Je ricane allègrement. D’une main distraite, j’attrape la bouteille et termine le peu qui y reste d’une traite. Je m’attèle ensuite à ranger le contenant ainsi vide et le verre dans un des tiroirs de mon bureau. Je le nettoierai plus tard, ce n’est pas pressé. Je ramasse également la clef gisant toujours sur le sol et vais la déposer en haut d’une étagère. J’enlève mes lunettes et les dépose sur le bureau. Il serait fâcheux de les faire tomber par mégarde, alors autant qu’elle soit en sûreté dans un coin. Je reviens ensuite vers la jeune fille, toujours dos à moi. La porte est-elle si belle que ça ? Je me tiens juste derrière elle. « Pourquoi autant de violence dans tes paroles ? Surtout pour ensuite venir me voler un baiser à ton tour. » Dis-je en enlevant gilet et veston, ne gardant ainsi que la chemise. Après tout, la chaleur se fait plus présente avec tout ce trop-plein d’hormones. Mes mains viennent doucement se poser sur ses hanches, mon buste se collant à son dos et ma joue se précipitant contre la sienne. « Mets donc ta haine de côté, veux-tu. » Mes lèvres glissent le long de sa joue, de son menton, puis de son cou. Ma main droite est venue pousser ses cheveux, pencher sa tête vers la droite et lui caresser doucement le crâne. Je m’applique à lui faire un suçon bien voyant, quittant ensuite sa délicieuse gorge pour de nouveau rejoindre ses lèvres bien appétissantes. Mais juste un instant. « Et avec de la douceur, tu préfères ? » Demande-je comme pour illustrer mes actes. Sûr que ça doit changer par rapport à jusqu’à présent. Surtout que je la sais presque consentante depuis le baiser qu’elle m’a volé. Pourquoi l’aurait-elle fait, sinon ?

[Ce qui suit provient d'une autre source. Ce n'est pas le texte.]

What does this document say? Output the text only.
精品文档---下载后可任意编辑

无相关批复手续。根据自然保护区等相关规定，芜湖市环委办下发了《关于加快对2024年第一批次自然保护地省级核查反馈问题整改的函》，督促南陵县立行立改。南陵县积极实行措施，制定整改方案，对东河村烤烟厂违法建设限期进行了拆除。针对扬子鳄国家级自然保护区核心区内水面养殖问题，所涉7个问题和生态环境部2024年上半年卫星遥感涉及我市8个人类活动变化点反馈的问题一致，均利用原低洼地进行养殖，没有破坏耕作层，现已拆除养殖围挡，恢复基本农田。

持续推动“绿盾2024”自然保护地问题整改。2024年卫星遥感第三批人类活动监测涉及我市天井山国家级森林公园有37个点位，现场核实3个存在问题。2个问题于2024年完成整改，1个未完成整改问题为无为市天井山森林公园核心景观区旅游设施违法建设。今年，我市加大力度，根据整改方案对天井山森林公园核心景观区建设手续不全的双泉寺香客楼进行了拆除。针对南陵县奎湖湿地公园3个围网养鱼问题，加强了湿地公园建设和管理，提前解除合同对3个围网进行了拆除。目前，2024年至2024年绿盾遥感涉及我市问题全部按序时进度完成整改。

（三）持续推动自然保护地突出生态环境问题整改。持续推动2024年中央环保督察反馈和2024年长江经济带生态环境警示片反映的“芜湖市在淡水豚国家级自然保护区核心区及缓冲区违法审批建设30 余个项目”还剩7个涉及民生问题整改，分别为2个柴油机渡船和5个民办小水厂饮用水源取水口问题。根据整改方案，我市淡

Je la retourne alors brusquement et la plaque tout aussi violemment contre la porte, posant mon front contre le sien. Mes mains viennent se poser contre ses cuisses et, s’y agrippant correctement, je la soulève sans trop de mal, la montant jusqu’à ce que nos visages soient au même niveau. Je la maintiens ainsi en sandwich entre ma personne et la porte, mes mains ayant à présent glissé sur ses fesses, ses cuisses posées sur mes avant-bras, mes coudes juste sous ses genoux. « La question est : Désires-tu aller plus loin maintenant, ou attendre notre prochaine rencontre ? » Personnellement, l'un ou l'autre me convient. Même si j'ai actuellement du temps à perdre. Mais je vais quand même la laisser décider. Après tout, je ne suis pas d'humeur au viol, là. Mon regard est planté dans le sien. Mon souffle chaud se heurte contre ses narines. Mes doigts sont ancrés dans son fessier. Nos entrejambes sont collées l’une à l’autre. Avant qu’elle ne réponde, je viens lui voler un autre baiser, toujours aussi court. Si elle en veut un long, elle n’aura qu’à demander. Ou le prendre d’elle-même. « Alors, petite lionne. Que veux-tu de moi ? »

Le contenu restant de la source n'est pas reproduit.